Harnessing the power of computers to improve prostate cancer detection

The Department of Radiation Oncology/Medical Physics at Calvary Mater Newcastle has developed a machine learning approach for the identification of prostate cancer from magnetic resonance imaging (MRI).

This newly developed artificial intelligence system is able to identify more than 100 features within the MRI images that can differentiate cancer from healthy prostate tissue. Many of these features are invisible to the human eye and consequently before now would not be used in the decision making process. However, by putting the computer alongside the human expert (in this case a radiologist or radiation oncologist) this additional information facilitates improved decision making and ultimately provides a better patient outcome through more targeted treatment.

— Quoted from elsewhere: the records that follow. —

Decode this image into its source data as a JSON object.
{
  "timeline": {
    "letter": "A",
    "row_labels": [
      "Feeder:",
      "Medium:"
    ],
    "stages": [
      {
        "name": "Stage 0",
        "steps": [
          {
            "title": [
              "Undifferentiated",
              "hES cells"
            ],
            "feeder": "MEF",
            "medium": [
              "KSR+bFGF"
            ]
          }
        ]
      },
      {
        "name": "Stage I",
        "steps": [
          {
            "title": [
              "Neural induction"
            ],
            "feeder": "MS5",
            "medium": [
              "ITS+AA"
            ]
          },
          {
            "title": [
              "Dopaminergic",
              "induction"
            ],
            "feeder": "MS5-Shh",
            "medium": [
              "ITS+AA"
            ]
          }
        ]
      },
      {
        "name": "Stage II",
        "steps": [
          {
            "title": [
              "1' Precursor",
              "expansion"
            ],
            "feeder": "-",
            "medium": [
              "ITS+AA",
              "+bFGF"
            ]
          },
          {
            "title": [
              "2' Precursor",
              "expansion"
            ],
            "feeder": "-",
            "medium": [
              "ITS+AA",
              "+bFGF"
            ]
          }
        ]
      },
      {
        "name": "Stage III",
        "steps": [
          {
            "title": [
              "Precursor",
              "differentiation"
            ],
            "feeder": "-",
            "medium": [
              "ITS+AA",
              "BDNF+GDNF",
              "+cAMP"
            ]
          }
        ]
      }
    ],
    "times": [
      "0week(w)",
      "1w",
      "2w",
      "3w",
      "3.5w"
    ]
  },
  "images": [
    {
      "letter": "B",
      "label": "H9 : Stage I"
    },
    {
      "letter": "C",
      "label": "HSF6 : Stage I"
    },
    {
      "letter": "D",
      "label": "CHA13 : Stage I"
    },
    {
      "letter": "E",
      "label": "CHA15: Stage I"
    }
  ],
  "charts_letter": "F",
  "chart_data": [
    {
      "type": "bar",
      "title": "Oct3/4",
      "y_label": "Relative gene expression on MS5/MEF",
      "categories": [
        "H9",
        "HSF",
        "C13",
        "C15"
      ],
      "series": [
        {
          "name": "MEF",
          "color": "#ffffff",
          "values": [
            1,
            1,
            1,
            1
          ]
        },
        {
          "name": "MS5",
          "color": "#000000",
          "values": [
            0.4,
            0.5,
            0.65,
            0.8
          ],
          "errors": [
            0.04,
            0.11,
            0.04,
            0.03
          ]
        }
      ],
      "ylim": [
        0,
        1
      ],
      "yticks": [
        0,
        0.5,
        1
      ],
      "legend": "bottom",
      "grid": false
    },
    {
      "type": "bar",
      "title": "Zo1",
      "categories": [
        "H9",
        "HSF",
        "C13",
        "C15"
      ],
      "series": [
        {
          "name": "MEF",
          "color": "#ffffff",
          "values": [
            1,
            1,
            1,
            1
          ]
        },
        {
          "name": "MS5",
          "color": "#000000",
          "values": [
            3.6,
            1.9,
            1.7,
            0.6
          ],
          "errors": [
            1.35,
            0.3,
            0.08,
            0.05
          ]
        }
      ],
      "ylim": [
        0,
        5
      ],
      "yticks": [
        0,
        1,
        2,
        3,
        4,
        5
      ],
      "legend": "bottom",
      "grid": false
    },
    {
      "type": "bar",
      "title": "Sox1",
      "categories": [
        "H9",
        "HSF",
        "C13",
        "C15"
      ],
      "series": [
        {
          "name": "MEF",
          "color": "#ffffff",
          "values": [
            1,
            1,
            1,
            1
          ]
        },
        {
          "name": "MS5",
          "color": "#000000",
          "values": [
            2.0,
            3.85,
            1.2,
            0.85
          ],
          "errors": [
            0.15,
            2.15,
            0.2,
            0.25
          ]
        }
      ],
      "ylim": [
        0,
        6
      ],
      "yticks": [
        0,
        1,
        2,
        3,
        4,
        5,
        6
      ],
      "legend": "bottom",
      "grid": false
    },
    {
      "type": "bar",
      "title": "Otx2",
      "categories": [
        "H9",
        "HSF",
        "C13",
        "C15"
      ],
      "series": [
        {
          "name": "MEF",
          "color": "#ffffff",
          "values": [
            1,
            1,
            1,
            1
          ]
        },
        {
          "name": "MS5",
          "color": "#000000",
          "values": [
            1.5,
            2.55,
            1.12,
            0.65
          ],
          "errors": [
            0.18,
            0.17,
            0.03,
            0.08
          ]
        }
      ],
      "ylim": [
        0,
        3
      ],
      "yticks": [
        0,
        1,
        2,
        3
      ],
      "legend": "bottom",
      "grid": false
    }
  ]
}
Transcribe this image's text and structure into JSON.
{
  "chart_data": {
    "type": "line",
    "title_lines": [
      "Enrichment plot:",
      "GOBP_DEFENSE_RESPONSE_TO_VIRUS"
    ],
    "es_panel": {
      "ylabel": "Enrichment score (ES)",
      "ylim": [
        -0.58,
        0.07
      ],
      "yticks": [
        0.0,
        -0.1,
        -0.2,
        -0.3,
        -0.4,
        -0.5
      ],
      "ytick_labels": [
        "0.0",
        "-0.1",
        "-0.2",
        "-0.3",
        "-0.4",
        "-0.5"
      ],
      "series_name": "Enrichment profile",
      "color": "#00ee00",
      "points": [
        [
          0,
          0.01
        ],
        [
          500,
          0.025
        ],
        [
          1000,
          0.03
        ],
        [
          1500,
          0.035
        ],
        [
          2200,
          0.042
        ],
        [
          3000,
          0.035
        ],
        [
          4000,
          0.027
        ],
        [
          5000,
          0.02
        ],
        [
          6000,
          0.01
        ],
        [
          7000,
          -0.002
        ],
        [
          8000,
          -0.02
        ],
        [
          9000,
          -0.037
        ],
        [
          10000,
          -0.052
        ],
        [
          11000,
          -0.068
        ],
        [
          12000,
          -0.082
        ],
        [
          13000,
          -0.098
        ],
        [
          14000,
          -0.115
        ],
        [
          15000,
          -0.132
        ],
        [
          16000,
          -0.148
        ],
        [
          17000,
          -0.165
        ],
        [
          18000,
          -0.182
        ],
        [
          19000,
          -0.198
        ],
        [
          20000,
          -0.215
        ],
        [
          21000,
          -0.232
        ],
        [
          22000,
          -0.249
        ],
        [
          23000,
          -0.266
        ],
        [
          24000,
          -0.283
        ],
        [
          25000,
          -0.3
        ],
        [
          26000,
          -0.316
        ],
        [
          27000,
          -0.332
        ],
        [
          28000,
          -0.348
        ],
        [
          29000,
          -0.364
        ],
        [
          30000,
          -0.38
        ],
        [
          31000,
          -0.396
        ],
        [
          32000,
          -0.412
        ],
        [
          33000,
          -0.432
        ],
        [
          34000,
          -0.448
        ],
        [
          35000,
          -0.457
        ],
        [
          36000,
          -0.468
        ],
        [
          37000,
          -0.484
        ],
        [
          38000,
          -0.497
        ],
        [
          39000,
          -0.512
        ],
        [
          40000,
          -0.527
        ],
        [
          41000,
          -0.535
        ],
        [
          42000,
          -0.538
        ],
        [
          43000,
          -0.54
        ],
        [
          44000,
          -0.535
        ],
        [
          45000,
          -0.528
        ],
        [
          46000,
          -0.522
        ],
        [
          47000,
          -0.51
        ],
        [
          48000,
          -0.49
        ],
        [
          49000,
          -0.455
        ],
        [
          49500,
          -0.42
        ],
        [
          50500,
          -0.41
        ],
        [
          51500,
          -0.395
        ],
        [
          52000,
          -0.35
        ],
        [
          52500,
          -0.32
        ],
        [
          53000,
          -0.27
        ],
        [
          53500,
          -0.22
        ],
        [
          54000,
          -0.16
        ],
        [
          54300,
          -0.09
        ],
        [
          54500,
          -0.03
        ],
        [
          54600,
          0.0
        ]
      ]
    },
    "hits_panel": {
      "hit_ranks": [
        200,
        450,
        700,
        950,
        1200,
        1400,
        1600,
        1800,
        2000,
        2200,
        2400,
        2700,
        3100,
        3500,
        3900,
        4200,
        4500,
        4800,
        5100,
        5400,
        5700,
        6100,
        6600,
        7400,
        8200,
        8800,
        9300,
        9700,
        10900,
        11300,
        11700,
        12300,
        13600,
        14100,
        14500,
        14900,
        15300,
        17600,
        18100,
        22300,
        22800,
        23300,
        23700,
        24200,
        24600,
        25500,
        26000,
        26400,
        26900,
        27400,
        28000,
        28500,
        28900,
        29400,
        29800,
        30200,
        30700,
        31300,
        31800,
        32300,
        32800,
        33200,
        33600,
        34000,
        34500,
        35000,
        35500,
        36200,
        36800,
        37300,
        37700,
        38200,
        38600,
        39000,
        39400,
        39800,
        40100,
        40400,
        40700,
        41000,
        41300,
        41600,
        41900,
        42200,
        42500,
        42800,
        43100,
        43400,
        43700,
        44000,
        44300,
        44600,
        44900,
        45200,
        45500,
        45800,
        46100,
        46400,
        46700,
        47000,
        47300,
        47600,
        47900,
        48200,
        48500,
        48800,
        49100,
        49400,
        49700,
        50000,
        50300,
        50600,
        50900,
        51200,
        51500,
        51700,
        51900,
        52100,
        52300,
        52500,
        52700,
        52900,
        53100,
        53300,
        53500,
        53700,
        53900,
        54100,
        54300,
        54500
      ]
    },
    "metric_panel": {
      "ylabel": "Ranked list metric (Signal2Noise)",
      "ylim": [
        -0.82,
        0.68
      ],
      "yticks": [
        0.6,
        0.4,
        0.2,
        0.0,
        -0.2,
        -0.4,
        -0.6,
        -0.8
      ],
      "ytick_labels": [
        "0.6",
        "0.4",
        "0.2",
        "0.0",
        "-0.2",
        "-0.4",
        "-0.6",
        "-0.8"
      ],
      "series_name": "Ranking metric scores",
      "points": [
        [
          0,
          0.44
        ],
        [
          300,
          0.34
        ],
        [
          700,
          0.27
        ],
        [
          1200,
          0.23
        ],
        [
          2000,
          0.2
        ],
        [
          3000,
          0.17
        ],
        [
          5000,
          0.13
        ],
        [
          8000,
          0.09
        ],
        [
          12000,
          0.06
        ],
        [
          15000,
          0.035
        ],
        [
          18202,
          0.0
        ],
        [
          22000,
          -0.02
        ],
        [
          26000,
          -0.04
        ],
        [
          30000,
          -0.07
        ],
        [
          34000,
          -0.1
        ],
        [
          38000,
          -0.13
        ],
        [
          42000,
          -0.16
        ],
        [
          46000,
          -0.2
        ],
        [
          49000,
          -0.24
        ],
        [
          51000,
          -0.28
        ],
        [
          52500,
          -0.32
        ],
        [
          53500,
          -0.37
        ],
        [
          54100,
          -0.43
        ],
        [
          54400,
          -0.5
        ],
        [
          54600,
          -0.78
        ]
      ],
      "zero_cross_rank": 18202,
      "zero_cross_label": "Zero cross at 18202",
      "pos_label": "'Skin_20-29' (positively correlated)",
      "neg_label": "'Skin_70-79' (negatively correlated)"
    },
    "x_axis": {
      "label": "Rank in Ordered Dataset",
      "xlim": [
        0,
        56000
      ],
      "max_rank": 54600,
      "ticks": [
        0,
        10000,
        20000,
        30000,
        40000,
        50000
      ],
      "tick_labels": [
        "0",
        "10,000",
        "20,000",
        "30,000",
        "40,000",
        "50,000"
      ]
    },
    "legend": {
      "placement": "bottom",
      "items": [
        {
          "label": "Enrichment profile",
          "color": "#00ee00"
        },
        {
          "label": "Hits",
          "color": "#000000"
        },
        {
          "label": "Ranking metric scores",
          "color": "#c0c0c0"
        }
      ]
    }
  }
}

John Simpson, Chief Medical Physicist, Calvary Mater Newcastle, said,

“Radiation oncology increasingly uses medical images to identify and target cancer for more accurate treatment. However, making the most of this imaging information is not straight forward and this is where computers can help. Not only can a computer process a lot of information but unlike a human being, the computer is not limited by the human eye and can extract and analyse information within an image that is invisible to you and I.”

John explained, “This research involved showing the computer a number of examples of MRI scans with the prostate cancer identified and then asked the computer to learn how to recognise cancer from healthy tissue. The ultimate aim of this work is not only to help improve cancer detection but to identify cancer characteristics associated with treatment outcomes. Knowing this type of information it is hoped will lead to a personalised treatment approach where each patient receives a prescription that is tailored to their individual characteristics rather than the more general approach that is today’s standard of care.”

The team is now aiming to improve this system with the use of additional types of scans and then plan to apply this learning to other types of cancers.

This research was made possible due to the generosity and memory of Rodney Sorenson and the Tomaree Prostate Cancer Support Group whose valuable support allowed the Department of Radiation Oncology to undertake this pilot study.